Elie, tu avais quinze ans et tu vivais avec ta mère et ta sœur dans un village perché sur les plateaux. Le soir, tu partageais une natte avec ta sœur dans l’unique pièce de vie qui composait votre maison. Ta maman, elle, s’allongeait sur sa propre natte, tout près de vous.
Tu avais la chance d’aller à l’école, un privilège auquel ta maman tenait plus que tout. Pour elle, il était important que ses filles soient lettrées. Alors, chaque matin, tu te levais aux aurores. Avec ta sœur, vous partagiez un petit-déjeuner modeste, de la pâte avec un peu de sauce préparée la veille, que vous faisiez réchauffer en ravivant le feu grâce aux braises encore crépitantes.
Ensuite, vous vous laviez à l’eau fraîche, puisée au cœur du village, avant de vous préparer pour la journée. Une fois rafraîchies, vous preniez alors la route, main dans la main, vers l’école du village voisin. Vous partiez en regardant le soleil se lever à l’horizon, sachant qu’il vous faudrait deux heures de marche pour rejoindre votre professeure.
Tu avais une professeure formidable dans cette classe des « grands », où les plus âgés partageaient la même salle avec des élèves de tous âges. Tu étais plus douée en français qu’en arithmétique, ça tu le savais très bien, chacun ses points forts. Tu étais ravie de pouvoir t’instruire , même si tu n’étais pas la plus studieuse. Mais peu importait : malgré la chaleur étouffante sous les tôles du bâtiment vétuste, tu préférais mille fois être là plutôt que sous le soleil brûlant, penchée sur les plants de manioc du champ familial.
Ta maman, elle, comptait sur toi pour l’y aider bientôt, mais son désir le plus profond était de t’offrir une chance qu’elle n’avait jamais eue. Elle savait que cela passait par l’éducation. Elle en était convaincue: Dieu lui avait soufflé de nourrir aussi l’esprit de ses filles.
Dans un an ou deux, tu irais aider ta maman au champ. Et sans doute, tu épouserais Kodjo, le jeune homme qui habitait à la sortie du village. Tu l’aimais bien : tu le trouvais beau, gentil, avec ce sourire timide qui te faisait rire, même s’il restait un peu gauche chaque fois qu’il t’adressait la parole.
Tu aimais ton quotidien entre femmes, tu étais heureuse de passer du temps ensemble. Tu savais que tu n’étais pas seule et cela t’offrait une tranquillité d’esprit. Tu t’en contentais et tu en étais contente.
Tu trouvais seulement que tu étais trop petite, surtout à côté de ta sœur cadette qui te dépassait d’une tête. C’était ton secret, ton petit complexe, que tu gardais bien pour toi. Tu croyais savoir exactement à quoi l’avenir ressemblerait, et c’était extrêmement rassurant. Pourtant, au fond de toi, tu rêvais d’un peu d’aventure. Peut-être, un jour, visiter la capitale ? Voir la mer ? Mais ta maman te répétait souvent: Attention à ce que tu désires, tu pourrais bien l’obtenir. Et tu savais qu’elle avait raison : l’inconnu pouvait être terrifiant.

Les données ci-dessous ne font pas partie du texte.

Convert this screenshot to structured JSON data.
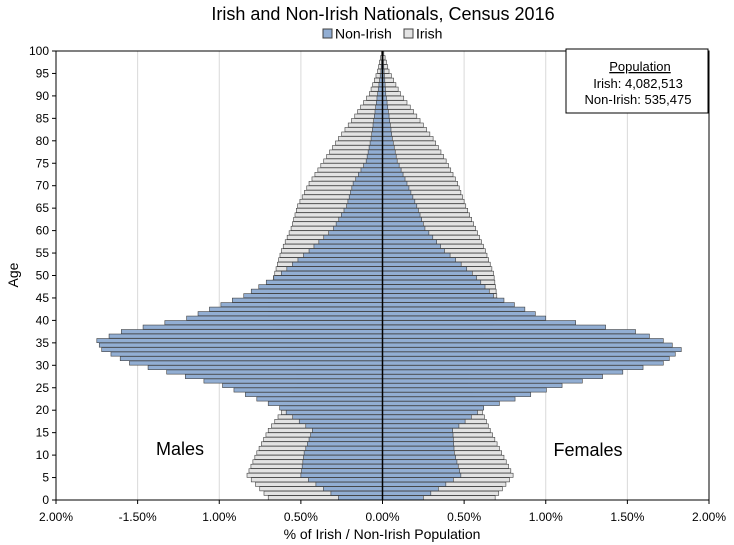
{
  "chart_data": {
    "type": "bar",
    "orientation": "horizontal",
    "title": "Irish and Non-Irish Nationals, Census 2016",
    "xlabel": "% of Irish / Non-Irish Population",
    "ylabel": "Age",
    "xlim": [
      -2.0,
      2.0
    ],
    "ylim": [
      0,
      100
    ],
    "x_ticks": [
      "2.00%",
      "-1.50%",
      "1.00%",
      "0.50%",
      "0.00%",
      "0.50%",
      "1.00%",
      "1.50%",
      "2.00%"
    ],
    "y_ticks": [
      "0",
      "5",
      "10",
      "15",
      "20",
      "25",
      "30",
      "35",
      "40",
      "45",
      "50",
      "55",
      "60",
      "65",
      "70",
      "75",
      "80",
      "85",
      "90",
      "95",
      "100"
    ],
    "grid": "vertical",
    "legend_position": "top",
    "labels": {
      "left": "Males",
      "right": "Females"
    },
    "info_box": {
      "heading": "Population",
      "line1": "Irish: 4,082,513",
      "line2": "Non-Irish: 535,475"
    },
    "colors": {
      "Non-Irish": "#92aed3",
      "Irish": "#e3e3e3",
      "outline": "#404040"
    },
    "anchors": {
      "ages": [
        0,
        5,
        10,
        15,
        20,
        25,
        30,
        33,
        35,
        37,
        40,
        45,
        50,
        55,
        60,
        65,
        70,
        75,
        80,
        85,
        90,
        95,
        100
      ],
      "irish_male": [
        0.7,
        0.83,
        0.77,
        0.7,
        0.6,
        0.52,
        0.53,
        0.58,
        0.58,
        0.65,
        0.7,
        0.7,
        0.66,
        0.62,
        0.56,
        0.52,
        0.45,
        0.36,
        0.27,
        0.17,
        0.08,
        0.03,
        0.0
      ],
      "irish_female": [
        0.69,
        0.8,
        0.73,
        0.66,
        0.6,
        0.52,
        0.53,
        0.58,
        0.58,
        0.65,
        0.72,
        0.7,
        0.68,
        0.63,
        0.57,
        0.51,
        0.46,
        0.39,
        0.31,
        0.21,
        0.11,
        0.04,
        0.0
      ],
      "non_irish_male": [
        0.27,
        0.5,
        0.48,
        0.43,
        0.63,
        0.98,
        1.55,
        1.72,
        1.75,
        1.6,
        1.2,
        0.85,
        0.62,
        0.45,
        0.3,
        0.22,
        0.18,
        0.1,
        0.07,
        0.05,
        0.03,
        0.01,
        0.0
      ],
      "non_irish_female": [
        0.25,
        0.48,
        0.44,
        0.43,
        0.62,
        1.1,
        1.72,
        1.83,
        1.72,
        1.55,
        1.0,
        0.68,
        0.55,
        0.38,
        0.26,
        0.21,
        0.15,
        0.09,
        0.06,
        0.04,
        0.02,
        0.01,
        0.0
      ]
    }
  }
}
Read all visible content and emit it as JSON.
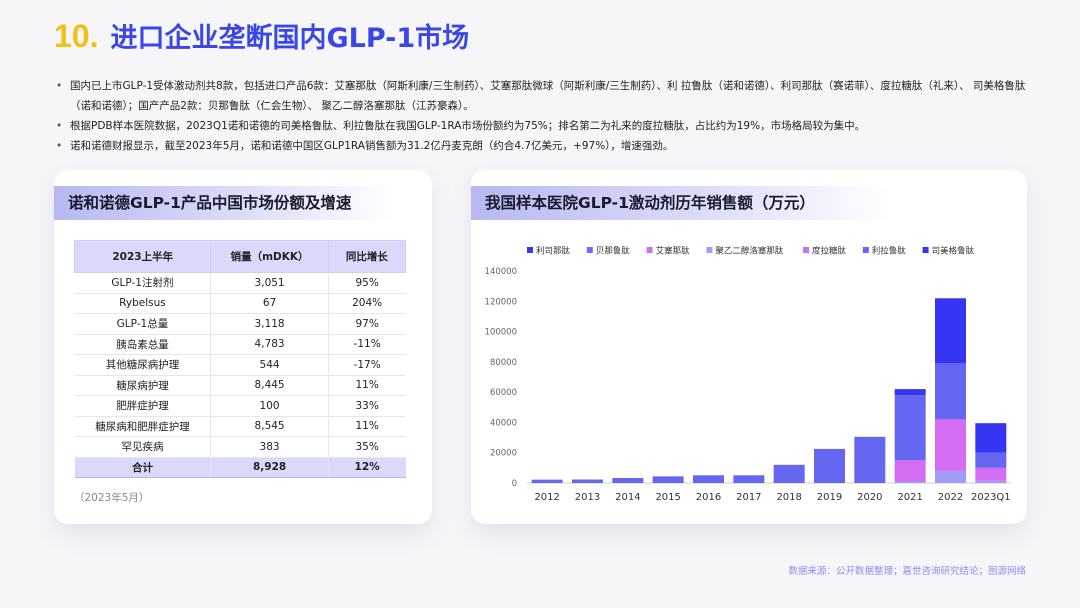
{
  "title": {
    "number": "10.",
    "text": "进口企业垄断国内GLP-1市场"
  },
  "bullets": [
    "国内已上市GLP-1受体激动剂共8款，包括进口产品6款：艾塞那肽（阿斯利康/三生制药）、艾塞那肽微球（阿斯利康/三生制药）、利 拉鲁肽（诺和诺德）、利司那肽（赛诺菲）、度拉糖肽（礼来）、 司美格鲁肽（诺和诺德）；国产产品2款：贝那鲁肽（仁会生物）、 聚乙二醇洛塞那肽（江苏豪森）。",
    "根据PDB样本医院数据，2023Q1诺和诺德的司美格鲁肽、利拉鲁肽在我国GLP-1RA市场份额约为75%；排名第二为礼来的度拉糖肽，占比约为19%，市场格局较为集中。",
    "诺和诺德财报显示，截至2023年5月，诺和诺德中国区GLP1RA销售额为31.2亿丹麦克朗（约合4.7亿美元，+97%），增速强劲。"
  ],
  "table_card": {
    "heading": "诺和诺德GLP-1产品中国市场份额及增速",
    "headers": [
      "2023上半年",
      "销量（mDKK）",
      "同比增长"
    ],
    "rows": [
      [
        "GLP-1注射剂",
        "3,051",
        "95%"
      ],
      [
        "Rybelsus",
        "67",
        "204%"
      ],
      [
        "GLP-1总量",
        "3,118",
        "97%"
      ],
      [
        "胰岛素总量",
        "4,783",
        "-11%"
      ],
      [
        "其他糖尿病护理",
        "544",
        "-17%"
      ],
      [
        "糖尿病护理",
        "8,445",
        "11%"
      ],
      [
        "肥胖症护理",
        "100",
        "33%"
      ],
      [
        "糖尿病和肥胖症护理",
        "8,545",
        "11%"
      ],
      [
        "罕见疾病",
        "383",
        "35%"
      ]
    ],
    "total": [
      "合计",
      "8,928",
      "12%"
    ],
    "note": "（2023年5月）"
  },
  "chart_card": {
    "heading": "我国样本医院GLP-1激动剂历年销售额（万元）"
  },
  "chart_data": {
    "type": "bar",
    "stacked": true,
    "title": "我国样本医院GLP-1激动剂历年销售额（万元）",
    "categories": [
      "2012",
      "2013",
      "2014",
      "2015",
      "2016",
      "2017",
      "2018",
      "2019",
      "2020",
      "2021",
      "2022",
      "2023Q1"
    ],
    "ylim": [
      0,
      140000
    ],
    "yticks": [
      0,
      20000,
      40000,
      60000,
      80000,
      100000,
      120000,
      140000
    ],
    "grid": false,
    "legend_position": "top",
    "series": [
      {
        "name": "利司那肽",
        "color": "#3a36f0",
        "values": [
          0,
          0,
          0,
          0,
          0,
          0,
          0,
          0,
          0,
          0,
          0,
          0
        ]
      },
      {
        "name": "贝那鲁肽",
        "color": "#6d6cf7",
        "values": [
          0,
          0,
          0,
          0,
          0,
          0,
          0,
          0,
          0,
          0,
          0,
          0
        ]
      },
      {
        "name": "艾塞那肽",
        "color": "#cf6cf0",
        "values": [
          0,
          0,
          0,
          0,
          0,
          0,
          0,
          0,
          0,
          0,
          0,
          0
        ]
      },
      {
        "name": "聚乙二醇洛塞那肽",
        "color": "#9e9df7",
        "values": [
          0,
          0,
          0,
          0,
          0,
          0,
          0,
          0,
          0,
          1000,
          8000,
          1500
        ]
      },
      {
        "name": "度拉糖肽",
        "color": "#d56df2",
        "values": [
          0,
          0,
          0,
          0,
          0,
          0,
          0,
          0,
          0,
          14000,
          34000,
          8500
        ]
      },
      {
        "name": "利拉鲁肽",
        "color": "#6566f2",
        "values": [
          2200,
          2300,
          3300,
          4400,
          5100,
          5100,
          12000,
          22500,
          30500,
          43000,
          37000,
          10000
        ]
      },
      {
        "name": "司美格鲁肽",
        "color": "#3535f3",
        "values": [
          0,
          0,
          0,
          0,
          0,
          0,
          0,
          0,
          0,
          4000,
          43000,
          19500
        ]
      }
    ]
  },
  "source": "数据来源：公开数据整理；嘉世咨询研究结论；图源网络"
}
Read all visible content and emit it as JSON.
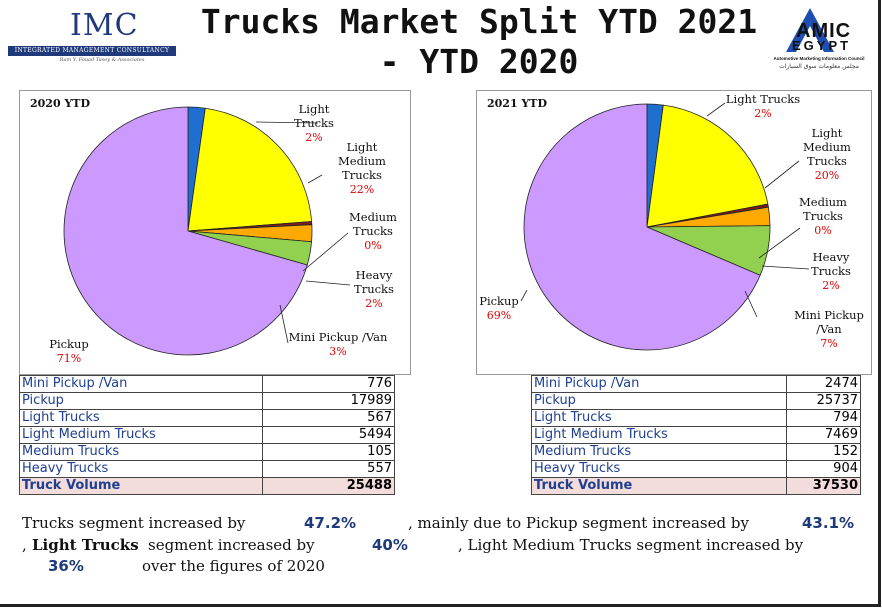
{
  "header": {
    "title_line1": "Trucks Market Split YTD 2021",
    "title_line2": "- YTD 2020",
    "imc_logo": {
      "text": "IMC",
      "bar_text": "INTEGRATED MANAGEMENT CONSULTANCY",
      "tagline": "Ram Y. Fouad Tasey & Associates"
    },
    "amic_logo": {
      "word": "AMIC",
      "country": "EGYPT",
      "subtitle": "Automotive Marketing Information Council",
      "arabic": "مجلس معلومات سوق السيارات"
    }
  },
  "colors": {
    "Mini Pickup /Van": "#92d050",
    "Pickup": "#cc99ff",
    "Light Trucks": "#1f6fd0",
    "Light Medium Trucks": "#ffff00",
    "Medium Trucks": "#7a1f1f",
    "Heavy Trucks": "#ffaa00"
  },
  "chart_data": [
    {
      "type": "pie",
      "title": "2020 YTD",
      "categories": [
        "Mini Pickup /Van",
        "Pickup",
        "Light Trucks",
        "Light Medium Trucks",
        "Medium Trucks",
        "Heavy Trucks"
      ],
      "values": [
        776,
        17989,
        567,
        5494,
        105,
        557
      ],
      "labels": [
        {
          "name_lines": [
            "Light",
            "Trucks"
          ],
          "pct": "2%"
        },
        {
          "name_lines": [
            "Light",
            "Medium",
            "Trucks"
          ],
          "pct": "22%"
        },
        {
          "name_lines": [
            "Medium",
            "Trucks"
          ],
          "pct": "0%"
        },
        {
          "name_lines": [
            "Heavy",
            "Trucks"
          ],
          "pct": "2%"
        },
        {
          "name_lines": [
            "Mini Pickup /Van"
          ],
          "pct": "3%"
        },
        {
          "name_lines": [
            "Pickup"
          ],
          "pct": "71%"
        }
      ]
    },
    {
      "type": "pie",
      "title": "2021 YTD",
      "categories": [
        "Mini Pickup /Van",
        "Pickup",
        "Light Trucks",
        "Light Medium Trucks",
        "Medium Trucks",
        "Heavy Trucks"
      ],
      "values": [
        2474,
        25737,
        794,
        7469,
        152,
        904
      ],
      "labels": [
        {
          "name_lines": [
            "Light Trucks"
          ],
          "pct": "2%"
        },
        {
          "name_lines": [
            "Light",
            "Medium",
            "Trucks"
          ],
          "pct": "20%"
        },
        {
          "name_lines": [
            "Medium",
            "Trucks"
          ],
          "pct": "0%"
        },
        {
          "name_lines": [
            "Heavy",
            "Trucks"
          ],
          "pct": "2%"
        },
        {
          "name_lines": [
            "Mini Pickup",
            "/Van"
          ],
          "pct": "7%"
        },
        {
          "name_lines": [
            "Pickup"
          ],
          "pct": "69%"
        }
      ]
    }
  ],
  "tables": [
    {
      "rows": [
        {
          "name": "Mini Pickup /Van",
          "value": "776"
        },
        {
          "name": "Pickup",
          "value": "17989"
        },
        {
          "name": "Light Trucks",
          "value": "567"
        },
        {
          "name": "Light Medium Trucks",
          "value": "5494"
        },
        {
          "name": "Medium Trucks",
          "value": "105"
        },
        {
          "name": "Heavy Trucks",
          "value": "557"
        }
      ],
      "total": {
        "name": "Truck Volume",
        "value": "25488"
      }
    },
    {
      "rows": [
        {
          "name": "Mini Pickup /Van",
          "value": "2474"
        },
        {
          "name": "Pickup",
          "value": "25737"
        },
        {
          "name": "Light Trucks",
          "value": "794"
        },
        {
          "name": "Light Medium Trucks",
          "value": "7469"
        },
        {
          "name": "Medium Trucks",
          "value": "152"
        },
        {
          "name": "Heavy Trucks",
          "value": "904"
        }
      ],
      "total": {
        "name": "Truck Volume",
        "value": "37530"
      }
    }
  ],
  "summary": {
    "p1": "Trucks segment increased by",
    "v1": "47.2%",
    "p2": ", mainly due to Pickup segment increased by",
    "v2": "43.1%",
    "p3": ",",
    "p4": "Light Trucks",
    "p5": "segment increased by",
    "v3": "40%",
    "p6": ", Light Medium Trucks segment increased by",
    "v4": "36%",
    "p7": "over the figures of 2020"
  }
}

Quand le soleil commençait à décliner, toi et ta sœur vous dépêchiez de rentrer, sachant que vous finiriez la route dans l’obscurité. Le soleil togolais se couchait tôt, et en arrivant, vous aidiez votre mère à préparer le repas, éclairées par les flammes qui dansaient sur les murs, agitées par le vent des hauteurs. Puis vous vous couchiez, ensemble, prêtes à retrouver demain la douceur simple de ce quotidien.